The value at the _top_ of the stack must be a 32-bit value (or
"category 1 computational type" in the language of the VM spec)
for dup_x2 to pass verification. It's the value _underneath_ the
top of the stack which can be either two 32-bit values or one
64-bit value (a "category 2 computational type").  I.e., dup_x2
either turns

    32-bit A                       32-bit A
    32-bit B       into            32-bit B
    32-bit C                       32-bit C
       .                           32-bit A
       .                              .
       .                              .
                                      .
or it turns

    32-bit X                       32-bit X
    64-bit Y                       64-bit Y
       .                           32-bit X
       .                               .
       .                               .


The part of soot/coffi/CFG.java you quote is not necessarily
incorrect, since I notice that the code for pushing a long is:

         case ByteCode.LLOAD:
            typeStack = typeStack.push(LongType.v());
            typeStack = typeStack.push(Long2ndHalfType.v());
            break;

which suggests that the typeStack pushes separate types for each
half of a 64-bit value, which would be preserved by the code that
you cited.  Something more subtle is going wrong in the stack
simulation.

I tried to produce jasmin input corresponding to Rohan's example:

    .method public static test()Ljava/lang/Long;
    .limit stack 10
    .limit locals 0
       invokestatic TestCase/f()J
       new java/lang/Long
       dup_x2
       dup_x2
       pop
       invokespecial java/lang/Long/<init>(J)V
       areturn
    .end method

And here's the resulting Jimple that Coffi feeds as input to
phase jb.in. It looks like a straightforward, almost correct
translation of the stack code to equivalent locals:

    public static java.lang.Long test()
    {
        .unknown $stack0, $stack2, $stack1, $stack3, $stack4;

        $stack0 = TestCase.f();
        $stack2 = new java.lang.Long;
        $stack0 = $stack2;		;AAA
        $stack1 = $stack0;		;BBB
        $stack3 = $stack2;
        $stack1 = $stack3;		;CCC
        $stack2 = $stack1;		;DDD
        $stack4 = $stack3;
        nop;
        specialinvoke $stack1.<init>($stack2);
        return $stack0;
    }

The only problem is the order of the statements that I have
labeled.  AAA should come after BBB, not before.  Similarly, CCC
should follow DDD, rather than precede it.
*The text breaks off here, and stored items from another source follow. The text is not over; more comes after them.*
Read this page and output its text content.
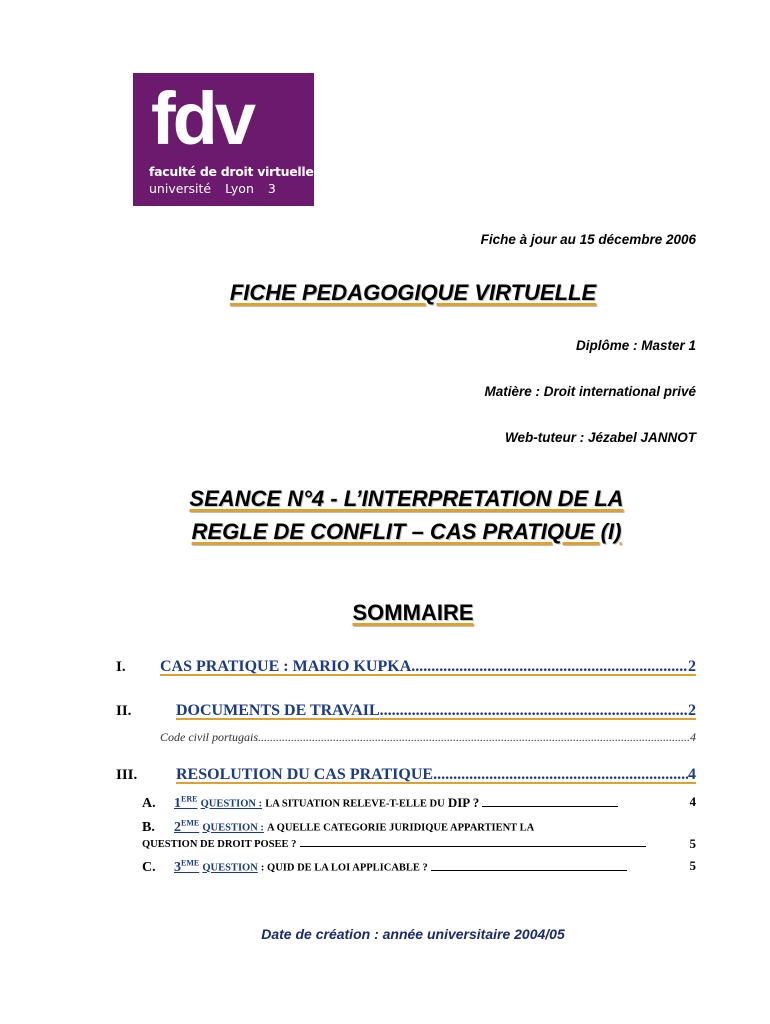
fdv
faculté de droit virtuelle
université Lyon 3
Fiche à jour au 15 décembre 2006
FICHE PEDAGOGIQUE VIRTUELLE
Diplôme : Master 1
Matière : Droit international privé
Web-tuteur : Jézabel JANNOT
SEANCE N°4 - L’INTERPRETATION DE LA
REGLE DE CONFLIT – CAS PRATIQUE (I)
SOMMAIRE
I.	CAS PRATIQUE : MARIO KUPKA .....	2
II.	DOCUMENTS DE TRAVAIL .....	2
Code civil portugais .....	4
III.	RESOLUTION DU CAS PRATIQUE .....	4
A. 1ERE QUESTION : LA SITUATION RELEVE-T-ELLE DU DIP ?	4
B. 2EME QUESTION : A QUELLE CATEGORIE JURIDIQUE APPARTIENT LA
QUESTION DE DROIT POSEE ?	5
C. 3EME QUESTION : QUID DE LA LOI APPLICABLE ?	5
Date de création : année universitaire 2004/05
I'll make an attempt to figure out where this happens in the
stack simulation code.

    olhotak> Are there other bytecodes with this kind of weird
    olhotak> behaviour that depends on the top of stack?

pop2, dup2, dup2_x1, dup2_x2 

These ones really do handle the _top_ of the stack as either two
32-bit values or one 64-bit value. dup2_x2 also adds dup_x2's
treatment of the next item(s) down as either two 32-bit values or
one 64-bit value.  

soot/coffi/Coffi.java doesn't include any explicit special
handling for any of them, but again, it probably does not need
to, since the two halves of 64-bit values are represented
separately on the type stack.

-- 
John Jorgensen		jjorge1@cs.mcgill.ca